La venta Arias se llenaba de domingueros que se paraban curiosos ante las vitrinas que exponían los piolets, viejos y resecos por la falta de aceite de linaza, las medias de gruesa lana sin desgrasar y las insignias con edelweiss y picos nevados, testimonios de historias y agradecimientos de viejos montañeros; si el alpinismo fuese una religión – pensó, Pablo – aquel bar sería su basílica.

- ¿Me quieres decir entonces que al deán de Burgo de Osma, lo mataron? – preguntó Gabi, prendada ya de la historia - ¿Y que Abilio está metido en ese asunto? Nada dijeron los periódicos de asesinato.

- No, no, las circunstancias de la muerte del cura son un misterio, pero el tío estaba metido en una cosa muy fea de pedofília en internet y ahí aparece Abilio, el productor de cine independiente, – Pablo subrayó con sorna la última palabra – piensan que era el socio del palmarile y el que le atiborró el ordenador de fotos y vídeos pornos con niños. ¡Joder! Una cosa muy ful que no creo que sea capaz de hacer Abilio, no, no le creo capaz...

- Pero ¿qué dice la policía de la muerte? – insistió Gabi, sonriente, agradecida como siempre a la forma de hablar de su tío, salpicada de términos marginales que poco tenían que ver con su carrera de abogado, pero mucho con la agitada época de su juventud – Eso de la combustión espontánea no se lo creen ni ellos.

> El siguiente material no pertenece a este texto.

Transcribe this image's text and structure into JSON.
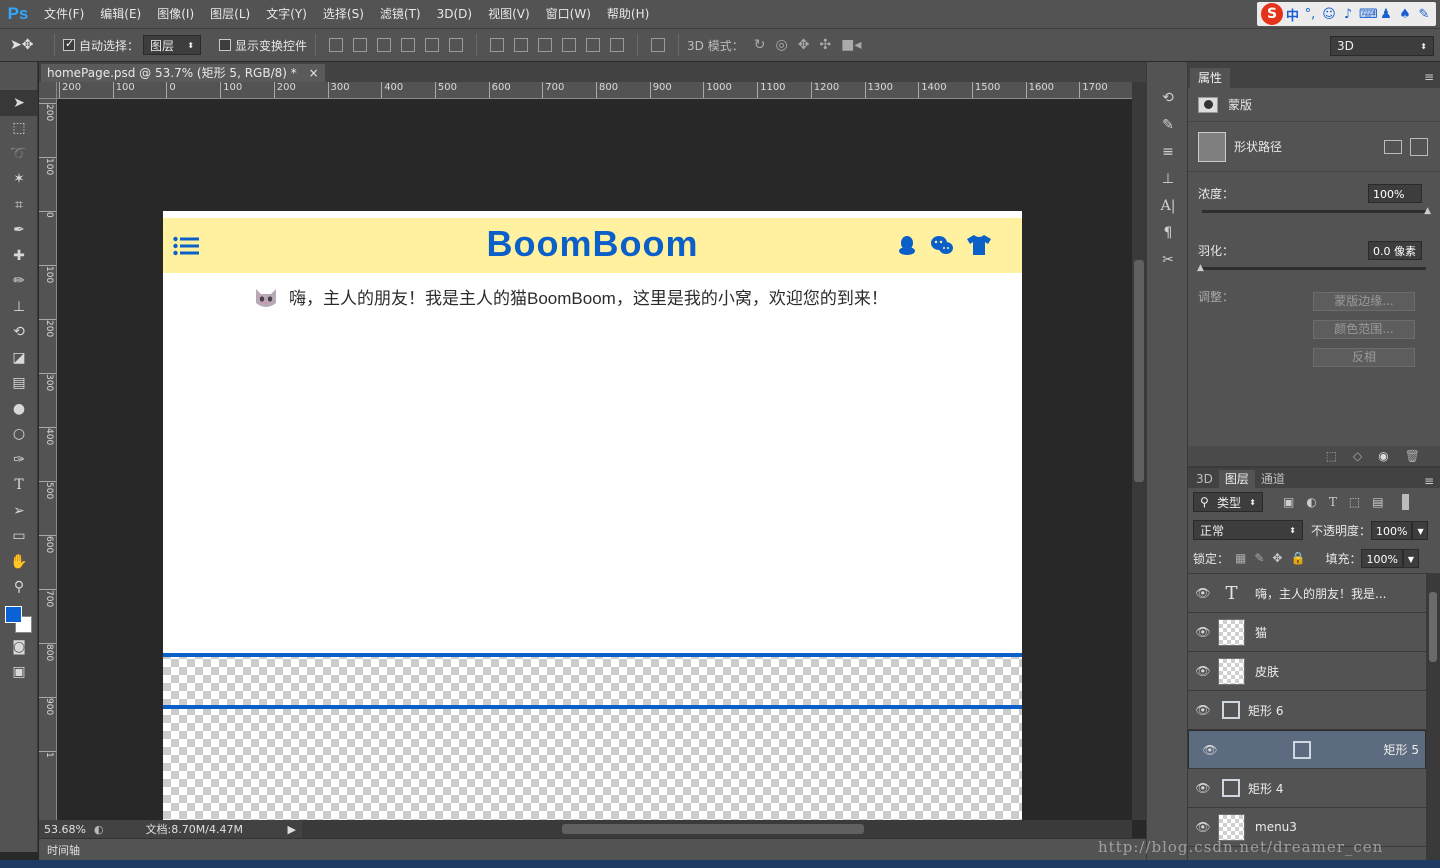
{
  "app": {
    "logo": "Ps",
    "menu": [
      "文件(F)",
      "编辑(E)",
      "图像(I)",
      "图层(L)",
      "文字(Y)",
      "选择(S)",
      "滤镜(T)",
      "3D(D)",
      "视图(V)",
      "窗口(W)",
      "帮助(H)"
    ],
    "ime": {
      "brand": "S",
      "lang": "中"
    }
  },
  "options": {
    "auto_select_label": "自动选择：",
    "auto_select_value": "图层",
    "transform_label": "显示变换控件",
    "mode_3d_label": "3D 模式：",
    "workspace_value": "3D"
  },
  "document": {
    "tab_title": "homePage.psd @ 53.7% (矩形 5, RGB/8) *",
    "ruler_top": [
      "200",
      "100",
      "0",
      "100",
      "200",
      "300",
      "400",
      "500",
      "600",
      "700",
      "800",
      "900",
      "1000",
      "1100",
      "1200",
      "1300",
      "1400",
      "1500",
      "1600",
      "1700"
    ],
    "ruler_left": [
      "200",
      "100",
      "0",
      "100",
      "200",
      "300",
      "400",
      "500",
      "600",
      "700",
      "800",
      "900",
      "1"
    ],
    "zoom": "53.68%",
    "doc_size": "文档:8.70M/4.47M",
    "timeline_label": "时间轴"
  },
  "website": {
    "brand": "BoomBoom",
    "greeting": "嗨，主人的朋友！我是主人的猫BoomBoom，这里是我的小窝，欢迎您的到来！",
    "brand_color": "#0b5fc9",
    "header_color": "#fff19f"
  },
  "properties": {
    "tab": "属性",
    "mask_label": "蒙版",
    "shape_path_label": "形状路径",
    "density_label": "浓度：",
    "density_value": "100%",
    "feather_label": "羽化：",
    "feather_value": "0.0 像素",
    "adjust_label": "调整：",
    "buttons": [
      "蒙版边缘...",
      "颜色范围...",
      "反相"
    ]
  },
  "layers": {
    "tabs": [
      "3D",
      "图层",
      "通道"
    ],
    "filter_label": "类型",
    "blend_mode": "正常",
    "opacity_label": "不透明度：",
    "opacity_value": "100%",
    "lock_label": "锁定：",
    "fill_label": "填充：",
    "fill_value": "100%",
    "items": [
      {
        "name": "嗨，主人的朋友！我是...",
        "kind": "text"
      },
      {
        "name": "猫",
        "kind": "smart"
      },
      {
        "name": "皮肤",
        "kind": "smart"
      },
      {
        "name": "矩形 6",
        "kind": "shape"
      },
      {
        "name": "矩形 5",
        "kind": "shape",
        "selected": true
      },
      {
        "name": "矩形 4",
        "kind": "shape"
      },
      {
        "name": "menu3",
        "kind": "smart"
      }
    ]
  },
  "watermark": "http://blog.csdn.net/dreamer_cen"
}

- Tampoco yo me lo creo, tampoco yo. O sea, que el guarro del cura se sienta ante el ordenador, le mete caña al ratón para ponerse a tono y en uno de los clic se le abrasan las entretelas, quedándose más chupado que un saci. No, no, no me creo la explicación, pero la autopsia dice eso, que se abrasó por dentro mientras miraba la pantalla – Pablo prendió un pitillo y contempló durante unos instantes la brasa, como si le fuera a consumir el cuerpo – y, fíjate, que se abrasó ¡sólo él!, el ordenador funcionaba cuando lo encontraron y nada estaba dañado alrededor del fiambre, me cago en diez, si me dicen que le fulminó por chungo la estatua del Cristo que tenía detrás, me valdría como explicación más o menos lo mismo, pero...

- ¿Y en el ordenador que había? – Gabi le interrumpió, vehemente. - Lo que hizo el deán ha tenido que quedar ahí grabado, ¿lo sabes?

- Estoy en ello, estoy en ello, de momento tengo unos mensajes del cura a Abilio, te dejaré las copias, pero ahí entras tú, sobrina, que sabes un güevo de eso y lo mismo encuentras algo en los archivos, bueno, si me los pasan de una vez y si puedes ayudarme..., – Pablo la miró fijamente, aunque sabía que lo haría, y vio como a Gabi le brillaban los ojos de color miel – como cuando la quiebra de Pentel, que sin ti no habría descifrado aquellos ficheros... ¿Quieres otro caldito montañero? – Gabi negó con la cabeza un par de veces, al tiempo que ponía las palmas de las manos encima del tazón que tenía delante de si, todavía medio lleno – Bueno, pues al loro, pasado mañana el juez me ha dado permiso para ver la habitación donde la diñó el pervertido, joder, Luis de Aguirresteraga y López de Ansúa, se llamaba, que bárbaro, podía haber sido piloto de Iberia, también... - Gabi rió la comparación que acababa de hacer su tío, con carcajadas transparentes - ... no, no te rías, que todos los pilotos tienen nombres así, me acuerdo una vez que..., pero, nada, como decía, al tajo, el martes nos vamos a Burgo de Osma, miramos el ordenador y la habitación y te enseño las fotos de cómo lo encontraron... ¿De verdad que no te causo extorno, sobrina?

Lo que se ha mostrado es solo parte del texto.